On protecting access to abortion, Biden during his campaign was quoted as saying “We’re in a situation where I would codify Roe v. Wade as defined by Casey. It should be the law, and there’s no reason why, if the Supreme Court makes the judgment that everybody’s worried about with these appeals going to the Supreme Court, that in exchange, I would codify Roe v. Wade and Casey.”

The Supreme Court ended up making the judgment that Democrats were worried about, striking down the constitutional right to abortion. Though Biden has advocated codifying Roe v. Wade since then, he simply doesn’t have the votes to do it.

The White House has instead done as much as it believes it can do on its own, including unraveling Trump-era restrictions on family planning funding and taking steps to protect access to medication abortion and help women travel across state borders to obtain the procedure.
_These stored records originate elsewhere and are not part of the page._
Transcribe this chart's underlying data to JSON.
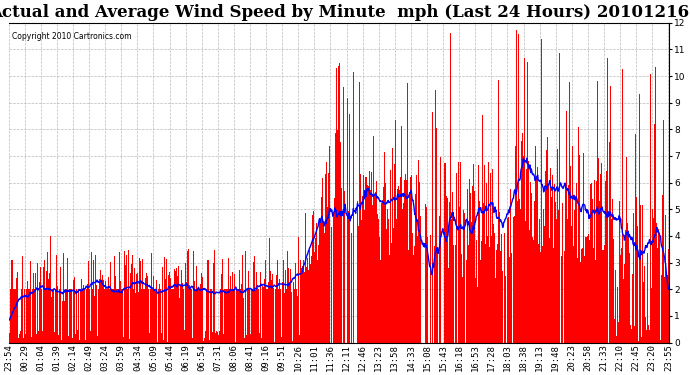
{
  "title": "Actual and Average Wind Speed by Minute  mph (Last 24 Hours) 20101216",
  "copyright_text": "Copyright 2010 Cartronics.com",
  "ylim": [
    0.0,
    12.0
  ],
  "yticks": [
    0.0,
    1.0,
    2.0,
    3.0,
    4.0,
    5.0,
    6.0,
    7.0,
    8.0,
    9.0,
    10.0,
    11.0,
    12.0
  ],
  "bar_color": "#FF0000",
  "line_color": "#0000FF",
  "background_color": "#FFFFFF",
  "grid_color": "#BBBBBB",
  "title_fontsize": 12,
  "tick_fontsize": 6.5,
  "num_points": 1440,
  "tick_labels": [
    "23:54",
    "00:29",
    "01:04",
    "01:39",
    "02:14",
    "02:49",
    "03:24",
    "03:59",
    "04:34",
    "05:09",
    "05:44",
    "06:19",
    "06:54",
    "07:31",
    "08:06",
    "08:41",
    "09:16",
    "09:51",
    "10:26",
    "11:01",
    "11:36",
    "12:11",
    "12:46",
    "13:23",
    "13:58",
    "14:33",
    "15:08",
    "15:43",
    "16:18",
    "16:53",
    "17:28",
    "18:03",
    "18:38",
    "19:13",
    "19:48",
    "20:23",
    "20:58",
    "21:33",
    "22:10",
    "22:45",
    "23:20",
    "23:55"
  ]
}
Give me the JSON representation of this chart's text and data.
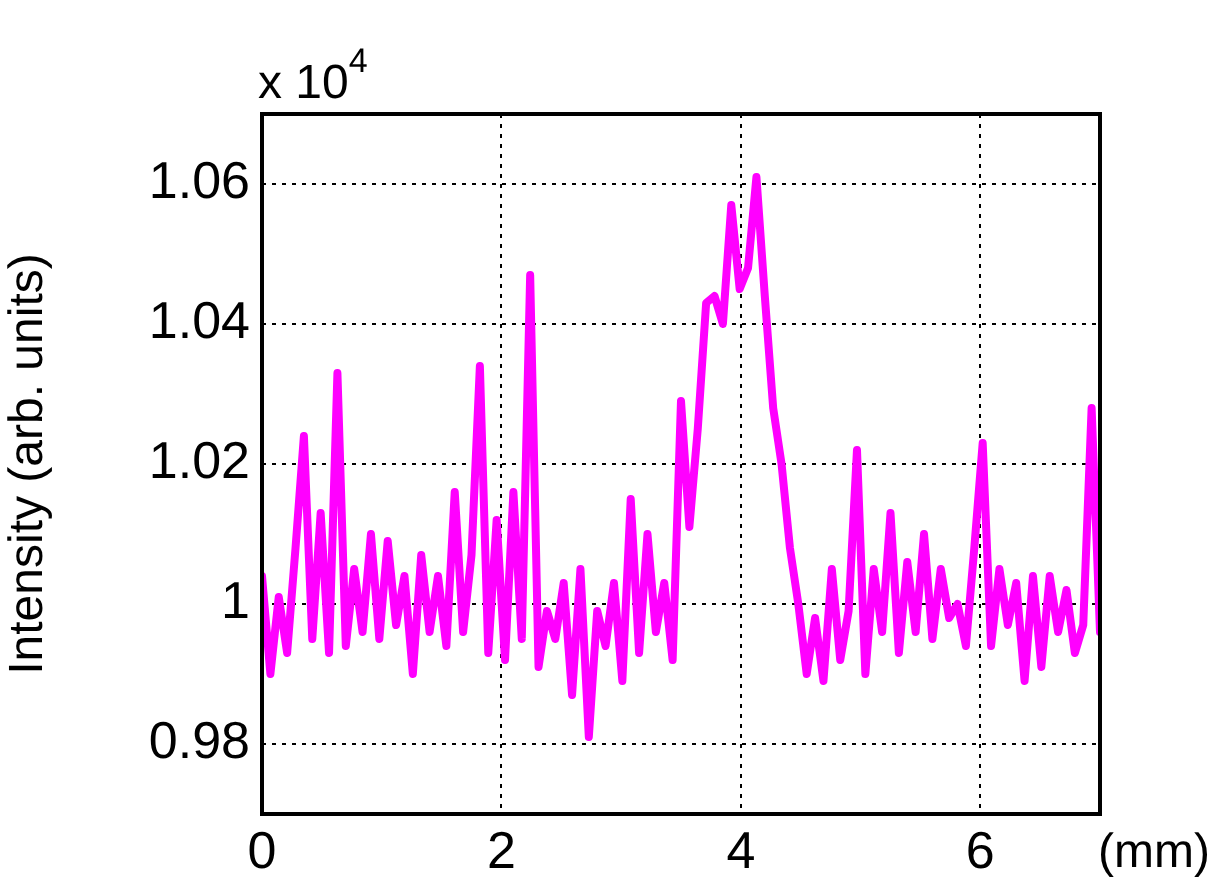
{
  "chart_data": {
    "type": "line",
    "ylabel": "Intensity (arb. units)",
    "xlabel": "(mm)",
    "annotations": [
      "x 10$^{4}$"
    ],
    "x": [
      0,
      0.07,
      0.14,
      0.21,
      0.28,
      0.35,
      0.42,
      0.49,
      0.56,
      0.63,
      0.7,
      0.77,
      0.84,
      0.91,
      0.98,
      1.05,
      1.12,
      1.19,
      1.26,
      1.33,
      1.4,
      1.47,
      1.54,
      1.61,
      1.68,
      1.75,
      1.82,
      1.89,
      1.96,
      2.03,
      2.1,
      2.17,
      2.24,
      2.31,
      2.38,
      2.45,
      2.52,
      2.59,
      2.66,
      2.73,
      2.8,
      2.87,
      2.94,
      3.01,
      3.08,
      3.15,
      3.22,
      3.29,
      3.36,
      3.43,
      3.5,
      3.57,
      3.64,
      3.71,
      3.78,
      3.85,
      3.92,
      3.99,
      4.06,
      4.13,
      4.2,
      4.27,
      4.34,
      4.41,
      4.48,
      4.55,
      4.62,
      4.69,
      4.76,
      4.83,
      4.9,
      4.97,
      5.04,
      5.11,
      5.18,
      5.25,
      5.32,
      5.39,
      5.46,
      5.53,
      5.6,
      5.67,
      5.74,
      5.81,
      5.88,
      5.95,
      6.02,
      6.09,
      6.16,
      6.23,
      6.3,
      6.37,
      6.44,
      6.51,
      6.58,
      6.65,
      6.72,
      6.79,
      6.86,
      6.93,
      7
    ],
    "series": [
      {
        "color": "#ff00ff",
        "values": [
          1.004,
          0.99,
          1.001,
          0.993,
          1.008,
          1.024,
          0.995,
          1.013,
          0.993,
          1.033,
          0.994,
          1.005,
          0.996,
          1.01,
          0.995,
          1.009,
          0.997,
          1.004,
          0.99,
          1.007,
          0.996,
          1.004,
          0.994,
          1.016,
          0.996,
          1.007,
          1.034,
          0.993,
          1.012,
          0.992,
          1.016,
          0.995,
          1.047,
          0.991,
          0.999,
          0.995,
          1.003,
          0.987,
          1.005,
          0.981,
          0.999,
          0.994,
          1.003,
          0.989,
          1.015,
          0.993,
          1.01,
          0.996,
          1.003,
          0.992,
          1.029,
          1.011,
          1.025,
          1.043,
          1.044,
          1.04,
          1.057,
          1.045,
          1.048,
          1.061,
          1.044,
          1.028,
          1.02,
          1.008,
          1,
          0.99,
          0.998,
          0.989,
          1.005,
          0.992,
          0.999,
          1.022,
          0.99,
          1.005,
          0.996,
          1.013,
          0.993,
          1.006,
          0.996,
          1.01,
          0.995,
          1.005,
          0.998,
          1,
          0.994,
          1.008,
          1.023,
          0.994,
          1.005,
          0.997,
          1.003,
          0.989,
          1.004,
          0.991,
          1.004,
          0.996,
          1.002,
          0.993,
          0.997,
          1.028,
          0.996
        ]
      }
    ],
    "xlim": [
      0,
      7
    ],
    "xticks": [
      0,
      2,
      4,
      6
    ],
    "ylim": [
      0.97,
      1.07
    ],
    "yticks": [
      0.98,
      1,
      1.02,
      1.04,
      1.06
    ],
    "grid": true,
    "legend": false,
    "marker": "none",
    "line_style": "solid"
  }
}
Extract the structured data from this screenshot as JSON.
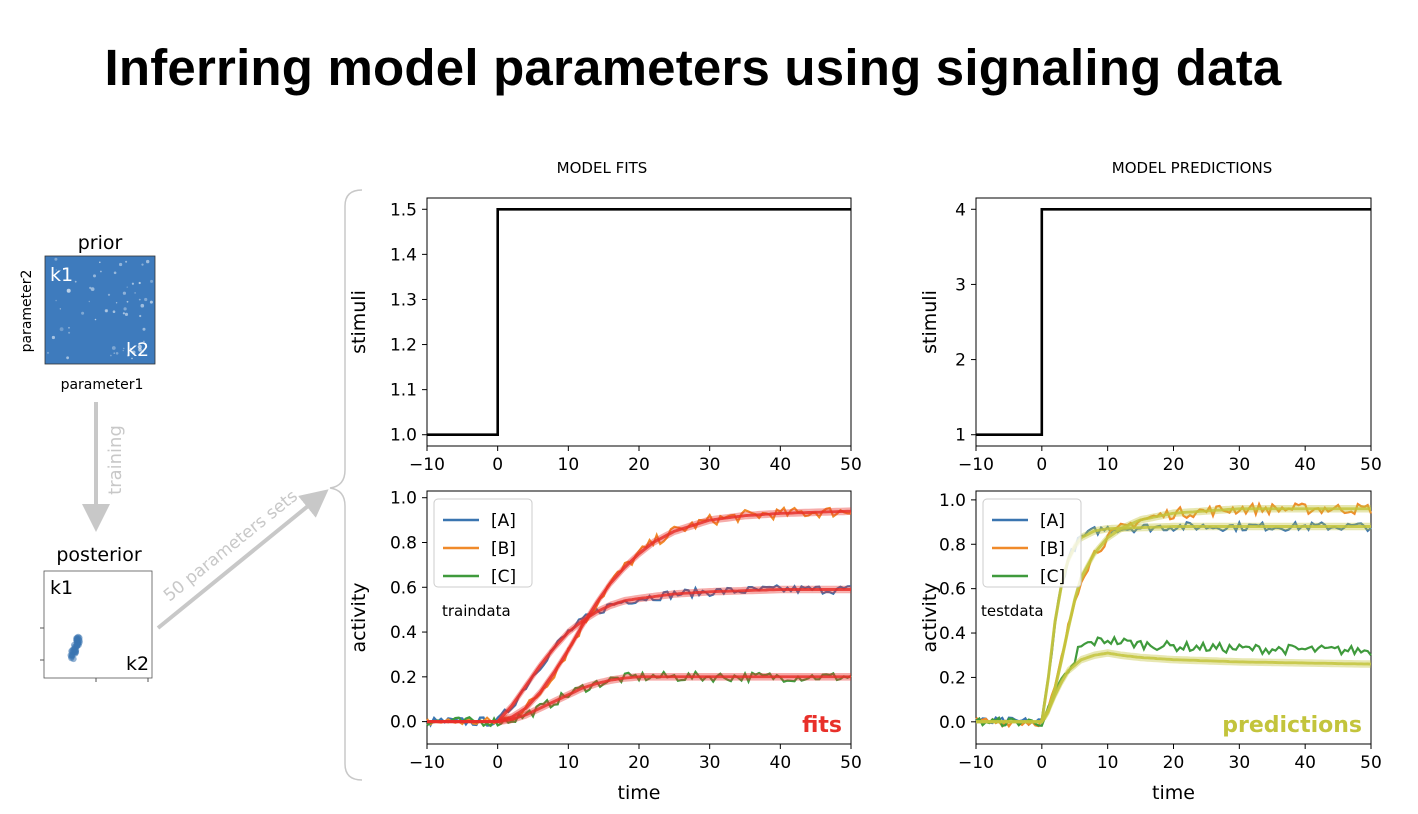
{
  "slide": {
    "title": "Inferring model parameters using signaling data"
  },
  "headers": {
    "fits": "MODEL FITS",
    "predictions": "MODEL PREDICTIONS"
  },
  "left": {
    "prior_title": "prior",
    "posterior_title": "posterior",
    "xlabel": "parameter1",
    "ylabel": "parameter2",
    "k1": "k1",
    "k2": "k2",
    "training": "training",
    "sets": "50 parameters sets"
  },
  "colors": {
    "A": "#3a75b0",
    "B": "#f08a2a",
    "C": "#3f9a3c",
    "fit": "#e8302a",
    "prediction": "#c3c43c",
    "arrow": "#c8c8c8",
    "prior": "#3e7bbd"
  },
  "chart_data": [
    {
      "id": "fits_stimuli",
      "type": "line",
      "ylabel": "stimuli",
      "xlim": [
        -10,
        50
      ],
      "ylim": [
        0.975,
        1.525
      ],
      "xticks": [
        -10,
        0,
        10,
        20,
        30,
        40,
        50
      ],
      "yticks": [
        1.0,
        1.1,
        1.2,
        1.3,
        1.4,
        1.5
      ],
      "ytick_labels": [
        "1.0",
        "1.1",
        "1.2",
        "1.3",
        "1.4",
        "1.5"
      ],
      "series": [
        {
          "x": [
            -10,
            0,
            0,
            50
          ],
          "y": [
            1.0,
            1.0,
            1.5,
            1.5
          ]
        }
      ]
    },
    {
      "id": "predictions_stimuli",
      "type": "line",
      "ylabel": "stimuli",
      "xlim": [
        -10,
        50
      ],
      "ylim": [
        0.85,
        4.15
      ],
      "xticks": [
        -10,
        0,
        10,
        20,
        30,
        40,
        50
      ],
      "yticks": [
        1,
        2,
        3,
        4
      ],
      "ytick_labels": [
        "1",
        "2",
        "3",
        "4"
      ],
      "series": [
        {
          "x": [
            -10,
            0,
            0,
            50
          ],
          "y": [
            1,
            1,
            4,
            4
          ]
        }
      ]
    },
    {
      "id": "fits_activity",
      "type": "line",
      "xlabel": "time",
      "ylabel": "activity",
      "xlim": [
        -10,
        50
      ],
      "ylim": [
        -0.1,
        1.03
      ],
      "xticks": [
        -10,
        0,
        10,
        20,
        30,
        40,
        50
      ],
      "yticks": [
        0.0,
        0.2,
        0.4,
        0.6,
        0.8,
        1.0
      ],
      "ytick_labels": [
        "0.0",
        "0.2",
        "0.4",
        "0.6",
        "0.8",
        "1.0"
      ],
      "annotation": "traindata",
      "overlay_label": "fits",
      "legend": [
        "[A]",
        "[B]",
        "[C]"
      ],
      "series": [
        {
          "x": [
            -10,
            0,
            2,
            4,
            6,
            8,
            10,
            12,
            14,
            16,
            18,
            20,
            25,
            30,
            35,
            40,
            45,
            50
          ],
          "y": [
            0,
            0,
            0.07,
            0.16,
            0.25,
            0.33,
            0.4,
            0.45,
            0.49,
            0.52,
            0.54,
            0.55,
            0.57,
            0.58,
            0.585,
            0.59,
            0.59,
            0.59
          ]
        },
        {
          "x": [
            -10,
            0,
            2,
            4,
            6,
            8,
            10,
            12,
            14,
            16,
            18,
            20,
            22,
            25,
            28,
            30,
            35,
            40,
            45,
            50
          ],
          "y": [
            0,
            0,
            0.02,
            0.06,
            0.13,
            0.22,
            0.32,
            0.43,
            0.53,
            0.62,
            0.69,
            0.75,
            0.8,
            0.85,
            0.88,
            0.9,
            0.92,
            0.93,
            0.935,
            0.94
          ]
        },
        {
          "x": [
            -10,
            0,
            2,
            4,
            6,
            8,
            10,
            12,
            14,
            16,
            18,
            20,
            25,
            30,
            35,
            40,
            45,
            50
          ],
          "y": [
            0,
            0,
            0.01,
            0.03,
            0.06,
            0.09,
            0.12,
            0.15,
            0.17,
            0.185,
            0.195,
            0.2,
            0.2,
            0.2,
            0.2,
            0.2,
            0.2,
            0.2
          ]
        }
      ]
    },
    {
      "id": "predictions_activity",
      "type": "line",
      "xlabel": "time",
      "ylabel": "activity",
      "xlim": [
        -10,
        50
      ],
      "ylim": [
        -0.1,
        1.04
      ],
      "xticks": [
        -10,
        0,
        10,
        20,
        30,
        40,
        50
      ],
      "yticks": [
        0.0,
        0.2,
        0.4,
        0.6,
        0.8,
        1.0
      ],
      "ytick_labels": [
        "0.0",
        "0.2",
        "0.4",
        "0.6",
        "0.8",
        "1.0"
      ],
      "annotation": "testdata",
      "overlay_label": "predictions",
      "legend": [
        "[A]",
        "[B]",
        "[C]"
      ],
      "series": [
        {
          "x": [
            -10,
            0,
            1,
            2,
            3,
            4,
            5,
            6,
            8,
            10,
            15,
            20,
            30,
            40,
            50
          ],
          "y": [
            0,
            0,
            0.2,
            0.45,
            0.62,
            0.73,
            0.79,
            0.83,
            0.86,
            0.87,
            0.875,
            0.88,
            0.88,
            0.88,
            0.88
          ]
        },
        {
          "x": [
            -10,
            0,
            1,
            2,
            3,
            4,
            5,
            6,
            8,
            10,
            12,
            15,
            20,
            25,
            30,
            40,
            50
          ],
          "y": [
            0,
            0,
            0.05,
            0.15,
            0.28,
            0.42,
            0.55,
            0.65,
            0.76,
            0.83,
            0.87,
            0.91,
            0.94,
            0.95,
            0.96,
            0.96,
            0.96
          ]
        },
        {
          "x": [
            -10,
            0,
            1,
            2,
            3,
            4,
            6,
            8,
            10,
            12,
            15,
            20,
            30,
            40,
            50
          ],
          "y": [
            0,
            0,
            0.05,
            0.12,
            0.18,
            0.23,
            0.28,
            0.3,
            0.31,
            0.3,
            0.29,
            0.28,
            0.27,
            0.265,
            0.26
          ]
        }
      ]
    }
  ]
}
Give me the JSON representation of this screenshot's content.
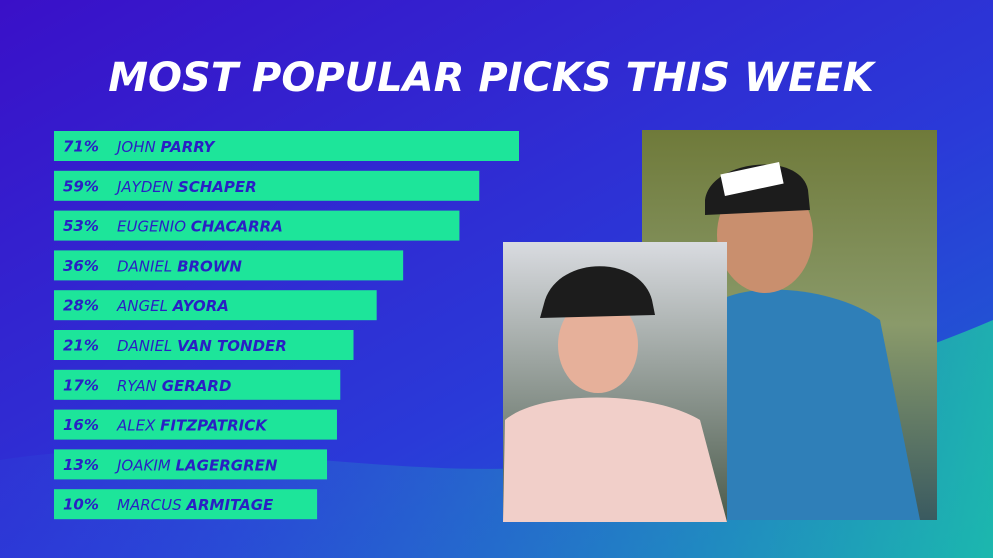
{
  "chart_data": {
    "type": "bar",
    "orientation": "horizontal",
    "title": "MOST POPULAR PICKS THIS WEEK",
    "categories": [
      {
        "first": "JOHN",
        "last": "PARRY"
      },
      {
        "first": "JAYDEN",
        "last": "SCHAPER"
      },
      {
        "first": "EUGENIO",
        "last": "CHACARRA"
      },
      {
        "first": "DANIEL",
        "last": "BROWN"
      },
      {
        "first": "ANGEL",
        "last": "AYORA"
      },
      {
        "first": "DANIEL",
        "last": "VAN TONDER"
      },
      {
        "first": "RYAN",
        "last": "GERARD"
      },
      {
        "first": "ALEX",
        "last": "FITZPATRICK"
      },
      {
        "first": "JOAKIM",
        "last": "LAGERGREN"
      },
      {
        "first": "MARCUS",
        "last": "ARMITAGE"
      }
    ],
    "values": [
      71,
      59,
      53,
      36,
      28,
      21,
      17,
      16,
      13,
      10
    ],
    "value_labels": [
      "71%",
      "59%",
      "53%",
      "36%",
      "28%",
      "21%",
      "17%",
      "16%",
      "13%",
      "10%"
    ],
    "color": "#1de59a"
  }
}
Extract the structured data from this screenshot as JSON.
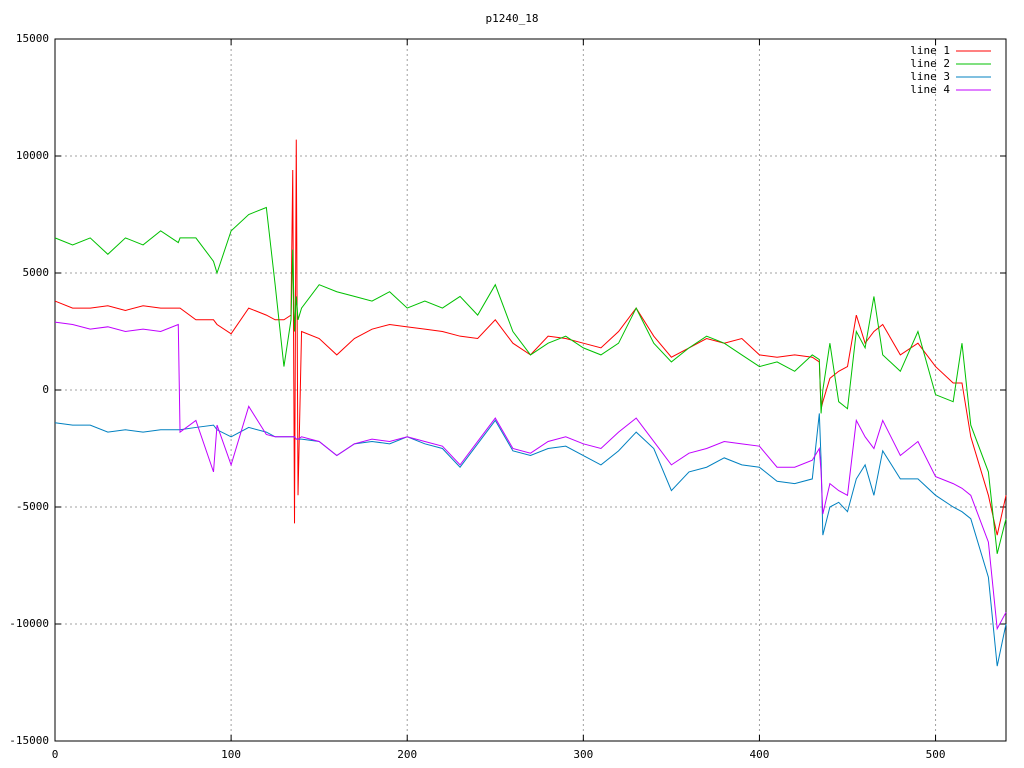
{
  "chart_data": {
    "type": "line",
    "title": "p1240_18",
    "x": [
      0,
      10,
      20,
      30,
      40,
      50,
      60,
      70,
      71,
      80,
      90,
      92,
      100,
      110,
      120,
      125,
      130,
      134,
      135,
      136,
      137,
      138,
      140,
      150,
      160,
      170,
      180,
      190,
      200,
      210,
      220,
      230,
      240,
      250,
      260,
      270,
      280,
      290,
      300,
      310,
      320,
      330,
      340,
      350,
      360,
      370,
      380,
      390,
      400,
      410,
      420,
      430,
      434,
      435,
      436,
      440,
      445,
      450,
      455,
      460,
      465,
      470,
      480,
      490,
      500,
      510,
      515,
      520,
      530,
      535,
      540
    ],
    "series": [
      {
        "name": "line 1",
        "color": "#ff0000",
        "values": [
          3800,
          3500,
          3500,
          3600,
          3400,
          3600,
          3500,
          3500,
          3500,
          3000,
          3000,
          2800,
          2400,
          3500,
          3200,
          3000,
          3000,
          3200,
          9400,
          -5700,
          10700,
          -4500,
          2500,
          2200,
          1500,
          2200,
          2600,
          2800,
          2700,
          2600,
          2500,
          2300,
          2200,
          3000,
          2000,
          1500,
          2300,
          2200,
          2000,
          1800,
          2500,
          3500,
          2300,
          1400,
          1800,
          2200,
          2000,
          2200,
          1500,
          1400,
          1500,
          1400,
          1200,
          -800,
          -500,
          500,
          800,
          1000,
          3200,
          2000,
          2500,
          2800,
          1500,
          2000,
          1000,
          300,
          300,
          -2000,
          -4500,
          -6200,
          -4500
        ]
      },
      {
        "name": "line 2",
        "color": "#00c000",
        "values": [
          6500,
          6200,
          6500,
          5800,
          6500,
          6200,
          6800,
          6300,
          6500,
          6500,
          5500,
          5000,
          6800,
          7500,
          7800,
          4500,
          1000,
          3000,
          6000,
          2500,
          4000,
          3000,
          3500,
          4500,
          4200,
          4000,
          3800,
          4200,
          3500,
          3800,
          3500,
          4000,
          3200,
          4500,
          2500,
          1500,
          2000,
          2300,
          1800,
          1500,
          2000,
          3500,
          2000,
          1200,
          1800,
          2300,
          2000,
          1500,
          1000,
          1200,
          800,
          1500,
          1300,
          -1000,
          0,
          2000,
          -500,
          -800,
          2500,
          1800,
          4000,
          1500,
          800,
          2500,
          -200,
          -500,
          2000,
          -1500,
          -3500,
          -7000,
          -5500
        ]
      },
      {
        "name": "line 3",
        "color": "#0080c0",
        "values": [
          -1400,
          -1500,
          -1500,
          -1800,
          -1700,
          -1800,
          -1700,
          -1700,
          -1700,
          -1600,
          -1500,
          -1700,
          -2000,
          -1600,
          -1800,
          -2000,
          -2000,
          -2000,
          -2000,
          -2000,
          -2100,
          -2100,
          -2100,
          -2200,
          -2800,
          -2300,
          -2200,
          -2300,
          -2000,
          -2300,
          -2500,
          -3300,
          -2300,
          -1300,
          -2600,
          -2800,
          -2500,
          -2400,
          -2800,
          -3200,
          -2600,
          -1800,
          -2500,
          -4300,
          -3500,
          -3300,
          -2900,
          -3200,
          -3300,
          -3900,
          -4000,
          -3800,
          -1000,
          -3000,
          -6200,
          -5000,
          -4800,
          -5200,
          -3800,
          -3200,
          -4500,
          -2600,
          -3800,
          -3800,
          -4500,
          -5000,
          -5200,
          -5500,
          -8000,
          -11800,
          -10000
        ]
      },
      {
        "name": "line 4",
        "color": "#c000ff",
        "values": [
          2900,
          2800,
          2600,
          2700,
          2500,
          2600,
          2500,
          2800,
          -1800,
          -1300,
          -3500,
          -1500,
          -3200,
          -700,
          -1900,
          -2000,
          -2000,
          -2000,
          -2000,
          -2000,
          -2100,
          -2100,
          -2000,
          -2200,
          -2800,
          -2300,
          -2100,
          -2200,
          -2000,
          -2200,
          -2400,
          -3200,
          -2200,
          -1200,
          -2500,
          -2700,
          -2200,
          -2000,
          -2300,
          -2500,
          -1800,
          -1200,
          -2200,
          -3200,
          -2700,
          -2500,
          -2200,
          -2300,
          -2400,
          -3300,
          -3300,
          -3000,
          -2500,
          -3500,
          -5300,
          -4000,
          -4300,
          -4500,
          -1300,
          -2000,
          -2500,
          -1300,
          -2800,
          -2200,
          -3700,
          -4000,
          -4200,
          -4500,
          -6500,
          -10200,
          -9500
        ]
      }
    ],
    "xlim": [
      0,
      540
    ],
    "xticks": [
      0,
      100,
      200,
      300,
      400,
      500
    ],
    "ylim": [
      -15000,
      15000
    ],
    "yticks": [
      -15000,
      -10000,
      -5000,
      0,
      5000,
      10000,
      15000
    ],
    "grid": true,
    "legend": "top-right"
  }
}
It’s also defending against other lawsuits aimed at further restricting access to reproductive health.

But those threats are ongoing, and will continue to test Biden’s desire to balance safeguarding abortion access with his reluctance to take more drastic steps pushed by activists that he worries could further draw the administration into a protracted legal battle.

Regarding ending gun Violence, Biden during his campaign said “No one needs an AR-15. I promise you, I will get these weapons of war off the street again and out of our communities.”

Biden oversaw passage of the most comprehensive gun safety legislation in nearly three decades. The only problem: It fell well short of taking the kinds of decisive actions that he pledged to deliver on the campaign trail.

The gun safety law passed in June 2022 made only limited improvements to background checks and did nothing to restrict access to assault weapons. And despite Biden’s promise to ban those weapons in the aftermath of several mass shootings over the last year, he’s made no progress toward convincing Congress to act.

While it’s clear Biden hasn’t entirely delivered on all his campaign promises, he has taken some bold steps in gaining some measure of trust from Americans. How he manages to fulfill all the remaining campaign promises without the U.S. legislature and Judiciary backing him entirely remains to be seen.